A new Cushman & Wakefield report found that approximately half of the Asia Pacific region’s existing office stock was secondary grade while only 43% of the prime-grade stock had any form of sustainability accreditation.  

This meant that approximately 28% of existing stock met specifications for top corporate occupiers; the remaining 72% would require some form of optimisation to remain relevant.   

“From an Australian perspective, while CBDs have amongst the oldest prime office stock in the region, they also have a long-standing history of refurbishment programs and achieving high sustainability accreditation ratings,” Cushman & Wakefield Head of International Research Asia Pacific and report author Dr Dominic Brown said.  

“The key challenge for landlords within the prime market is how to differentiate their assets from the competition given elevated levels of vacancy in some cities. Furthermore, there is the ongoing question of how secondary stock can remain relevant to the market given ever increasing occupier requirements.” 

Approximately 70% of office stock in Asia Pacific will need some form of optimisation to remain relevant to top corporate occupiers.
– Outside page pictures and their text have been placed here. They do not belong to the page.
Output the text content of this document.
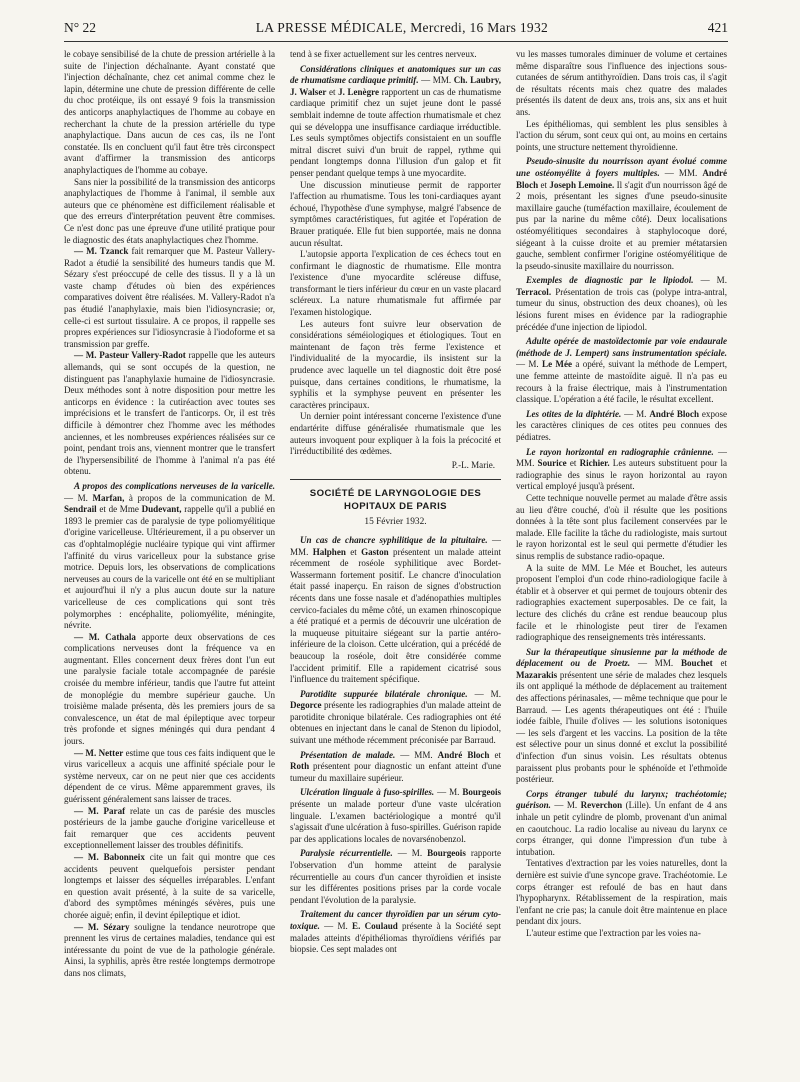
N° 22	LA PRESSE MÉDICALE, Mercredi, 16 Mars 1932	421

le cobaye sensibilisé de la chute de pression artérielle à la suite de l'injection déchaînante. Ayant constaté que l'injection déchaînante, chez cet animal comme chez le lapin, détermine une chute de pression différente de celle du choc protéique, ils ont essayé 9 fois la transmission des anticorps anaphylactiques de l'homme au cobaye en recherchant la chute de la pression artérielle du type anaphylactique. Dans aucun de ces cas, ils ne l'ont constatée. Ils en concluent qu'il faut être très circonspect avant d'affirmer la transmission des anticorps anaphylactiques de l'homme au cobaye.

Sans nier la possibilité de la transmission des anticorps anaphylactiques de l'homme à l'animal, il semble aux auteurs que ce phénomène est difficilement réalisable et que des erreurs d'interprétation peuvent être commises. Ce n'est donc pas une épreuve d'une utilité pratique pour le diagnostic des états anaphylactiques chez l'homme.

— M. Tzanck fait remarquer que M. Pasteur Vallery-Radot a étudié la sensibilité des humeurs tandis que M. Sézary s'est préoccupé de celle des tissus. Il y a là un vaste champ d'études où bien des expériences comparatives doivent être réalisées. M. Vallery-Radot n'a pas étudié l'anaphylaxie, mais bien l'idiosyncrasie; or, celle-ci est surtout tissulaire. A ce propos, il rappelle ses propres expériences sur l'idiosyncrasie à l'iodoforme et sa transmission par greffe.

— M. Pasteur Vallery-Radot rappelle que les auteurs allemands, qui se sont occupés de la question, ne distinguent pas l'anaphylaxie humaine de l'idiosyncrasie. Deux méthodes sont à notre disposition pour mettre les anticorps en évidence : la cutiréaction avec toutes ses imprécisions et le transfert de l'anticorps. Or, il est très difficile à démontrer chez l'homme avec les méthodes anciennes, et les nombreuses expériences réalisées sur ce point, pendant trois ans, viennent montrer que le transfert de l'hypersensibilité de l'homme à l'animal n'a pas été obtenu.

A propos des complications nerveuses de la varicelle. — M. Marfan, à propos de la communication de M. Sendrail et de Mme Dudevant, rappelle qu'il a publié en 1893 le premier cas de paralysie de type poliomyélitique d'origine varicelleuse. Ultérieurement, il a pu observer un cas d'ophtalmoplégie nucléaire typique qui vint affirmer l'affinité du virus varicelleux pour la substance grise motrice. Depuis lors, les observations de complications nerveuses au cours de la varicelle ont été en se multipliant et aujourd'hui il n'y a plus aucun doute sur la nature varicelleuse de ces complications qui sont très polymorphes : encéphalite, poliomyélite, méningite, névrite.

— M. Cathala apporte deux observations de ces complications nerveuses dont la fréquence va en augmentant. Elles concernent deux frères dont l'un eut une paralysie faciale totale accompagnée de parésie croisée du membre inférieur, tandis que l'autre fut atteint de monoplégie du membre supérieur gauche. Un troisième malade présenta, dès les premiers jours de sa convalescence, un état de mal épileptique avec torpeur très profonde et signes méningés qui dura pendant 4 jours.

— M. Netter estime que tous ces faits indiquent que le virus varicelleux a acquis une affinité spéciale pour le système nerveux, car on ne peut nier que ces accidents dépendent de ce virus. Même apparemment graves, ils guérissent généralement sans laisser de traces.

— M. Paraf relate un cas de parésie des muscles postérieurs de la jambe gauche d'origine varicelleuse et fait remarquer que ces accidents peuvent exceptionnellement laisser des troubles définitifs.

— M. Babonneix cite un fait qui montre que ces accidents peuvent quelquefois persister pendant longtemps et laisser des séquelles irréparables. L'enfant en question avait présenté, à la suite de sa varicelle, d'abord des symptômes méningés sévères, puis une chorée aiguë; enfin, il devint épileptique et idiot.

— M. Sézary souligne la tendance neurotrope que prennent les virus de certaines maladies, tendance qui est intéressante du point de vue de la pathologie générale. Ainsi, la syphilis, après être restée longtemps dermotrope dans nos climats,

tend à se fixer actuellement sur les centres nerveux.

Considérations cliniques et anatomiques sur un cas de rhumatisme cardiaque primitif. — MM. Ch. Laubry, J. Walser et J. Lenègre rapportent un cas de rhumatisme cardiaque primitif chez un sujet jeune dont le passé semblait indemne de toute affection rhumatismale et chez qui se développa une insuffisance cardiaque irréductible. Les seuls symptômes objectifs consistaient en un souffle mitral discret suivi d'un bruit de rappel, rythme qui pendant longtemps donna l'illusion d'un galop et fit penser pendant quelque temps à une myocardite.

Une discussion minutieuse permit de rapporter l'affection au rhumatisme. Tous les toni-cardiaques ayant échoué, l'hypothèse d'une symphyse, malgré l'absence de symptômes caractéristiques, fut agitée et l'opération de Brauer pratiquée. Elle fut bien supportée, mais ne donna aucun résultat.

L'autopsie apporta l'explication de ces échecs tout en confirmant le diagnostic de rhumatisme. Elle montra l'existence d'une myocardite scléreuse diffuse, transformant le tiers inférieur du cœur en un vaste placard scléreux. La nature rhumatismale fut affirmée par l'examen histologique.

Les auteurs font suivre leur observation de considérations séméiologiques et étiologiques. Tout en maintenant de façon très ferme l'existence et l'individualité de la myocardie, ils insistent sur la prudence avec laquelle un tel diagnostic doit être posé puisque, dans certaines conditions, le rhumatisme, la syphilis et la symphyse peuvent en présenter les caractères principaux.

Un dernier point intéressant concerne l'existence d'une endartérite diffuse généralisée rhumatismale que les auteurs invoquent pour expliquer à la fois la précocité et l'irréductibilité des œdèmes.

P.-L. Marie.

SOCIÉTÉ DE LARYNGOLOGIE DES HOPITAUX DE PARIS
15 Février 1932.

Un cas de chancre syphilitique de la pituitaire. — MM. Halphen et Gaston présentent un malade atteint récemment de roséole syphilitique avec Bordet-Wassermann fortement positif. Le chancre d'inoculation était passé inaperçu. En raison de signes d'obstruction récents dans une fosse nasale et d'adénopathies multiples cervico-faciales du même côté, un examen rhinoscopique a été pratiqué et a permis de découvrir une ulcération de la muqueuse pituitaire siégeant sur la partie antéro-inférieure de la cloison. Cette ulcération, qui a précédé de beaucoup la roséole, doit être considérée comme l'accident primitif. Elle a rapidement cicatrisé sous l'influence du traitement spécifique.

Parotidite suppurée bilatérale chronique. — M. Degorce présente les radiographies d'un malade atteint de parotidite chronique bilatérale. Ces radiographies ont été obtenues en injectant dans le canal de Stenon du lipiodol, suivant une méthode récemment préconisée par Barraud.

Présentation de malade. — MM. André Bloch et Roth présentent pour diagnostic un enfant atteint d'une tumeur du maxillaire supérieur.

Ulcération linguale à fuso-spirilles. — M. Bourgeois présente un malade porteur d'une vaste ulcération linguale. L'examen bactériologique a montré qu'il s'agissait d'une ulcération à fuso-spirilles. Guérison rapide par des applications locales de novarsénobenzol.

Paralysie récurrentielle. — M. Bourgeois rapporte l'observation d'un homme atteint de paralysie récurrentielle au cours d'un cancer thyroïdien et insiste sur les différentes positions prises par la corde vocale pendant l'évolution de la paralysie.

Traitement du cancer thyroïdien par un sérum cyto-toxique. — M. E. Coulaud présente à la Société sept malades atteints d'épithéliomas thyroïdiens vérifiés par biopsie. Ces sept malades ont

vu les masses tumorales diminuer de volume et certaines même disparaître sous l'influence des injections sous-cutanées de sérum antithyroïdien. Dans trois cas, il s'agit de résultats récents mais chez quatre des malades présentés ils datent de deux ans, trois ans, six ans et huit ans.

Les épithéliomas, qui semblent les plus sensibles à l'action du sérum, sont ceux qui ont, au moins en certains points, une structure nettement thyroïdienne.

Pseudo-sinusite du nourrisson ayant évolué comme une ostéomyélite à foyers multiples. — MM. André Bloch et Joseph Lemoine. Il s'agit d'un nourrisson âgé de 2 mois, présentant les signes d'une pseudo-sinusite maxillaire gauche (tuméfaction maxillaire, écoulement de pus par la narine du même côté). Deux localisations ostéomyélitiques secondaires à staphylocoque doré, siégeant à la cuisse droite et au premier métatarsien gauche, semblent confirmer l'origine ostéomyélitique de la pseudo-sinusite maxillaire du nourrisson.

Exemples de diagnostic par le lipiodol. — M. Terracol. Présentation de trois cas (polype intra-antral, tumeur du sinus, obstruction des deux choanes), où les lésions furent mises en évidence par la radiographie précédée d'une injection de lipiodol.

Adulte opérée de mastoïdectomie par voie endaurale (méthode de J. Lempert) sans instrumentation spéciale. — M. Le Mée a opéré, suivant la méthode de Lempert, une femme atteinte de mastoïdite aiguë. Il n'a pas eu recours à la fraise électrique, mais à l'instrumentation classique. L'opération a été facile, le résultat excellent.

Les otites de la diphtérie. — M. André Bloch expose les caractères cliniques de ces otites peu connues des pédiatres.

Le rayon horizontal en radiographie crânienne. — MM. Sourice et Richier. Les auteurs substituent pour la radiographie des sinus le rayon horizontal au rayon vertical employé jusqu'à présent.

Cette technique nouvelle permet au malade d'être assis au lieu d'être couché, d'où il résulte que les positions données à la tête sont plus facilement conservées par le malade. Elle facilite la tâche du radiologiste, mais surtout le rayon horizontal est le seul qui permette d'étudier les sinus remplis de substance radio-opaque.

A la suite de MM. Le Mée et Bouchet, les auteurs proposent l'emploi d'un code rhino-radiologique facile à établir et à observer et qui permet de toujours obtenir des radiographies exactement superposables. De ce fait, la lecture des clichés du crâne est rendue beaucoup plus facile et le rhinologiste peut tirer de l'examen radiographique des renseignements très intéressants.

Sur la thérapeutique sinusienne par la méthode de déplacement ou de Proetz. — MM. Bouchet et Mazarakis présentent une série de malades chez lesquels ils ont appliqué la méthode de déplacement au traitement des affections périnasales, — même technique que pour le Barraud. — Les agents thérapeutiques ont été : l'huile iodée faible, l'huile d'olives — les solutions isotoniques — les sels d'argent et les vaccins. La position de la tête est sélective pour un sinus donné et exclut la possibilité d'infection d'un sinus voisin. Les résultats obtenus paraissent plus probants pour le sphénoïde et l'ethmoïde postérieur.

Corps étranger tubulé du larynx; trachéotomie; guérison. — M. Reverchon (Lille). Un enfant de 4 ans inhale un petit cylindre de plomb, provenant d'un animal en caoutchouc. La radio localise au niveau du larynx ce corps étranger, qui donne l'impression d'un tube à intubation.

Tentatives d'extraction par les voies naturelles, dont la dernière est suivie d'une syncope grave. Trachéotomie. Le corps étranger est refoulé de bas en haut dans l'hypopharynx. Rétablissement de la respiration, mais l'enfant ne crie pas; la canule doit être maintenue en place pendant dix jours.

L'auteur estime que l'extraction par les voies na-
Source: Cushman & Wakefield

Cushman & Wakefield research showed that 85% of office buildings in the United States and 76% in Europe either risked obsolescence or would require some form of repositioning in order to remain relevant. 

The drivers were different: in the US, low return-to-office rates, weaker office jobs growth and the densification of workplaces, exacerbated by new supply, meaning 1.1 billion square feet (sf) of excess office space was predicted by 2030.  

In Europe, sustainability legislation that stipulated minimum energy requirements be met before a building can be leased had accelerated the risk of obsolescence caused in part by an ongoing flight-to-quality and made more pronounced by the rise of hybrid and remote work.   

Dr Brown said Asia Pacific’s growth drivers included the creation of almost 15 million new office jobs by 2030, a higher return-to-office rate than other parts of the world, potential de-densification of workspaces and younger office business districts.  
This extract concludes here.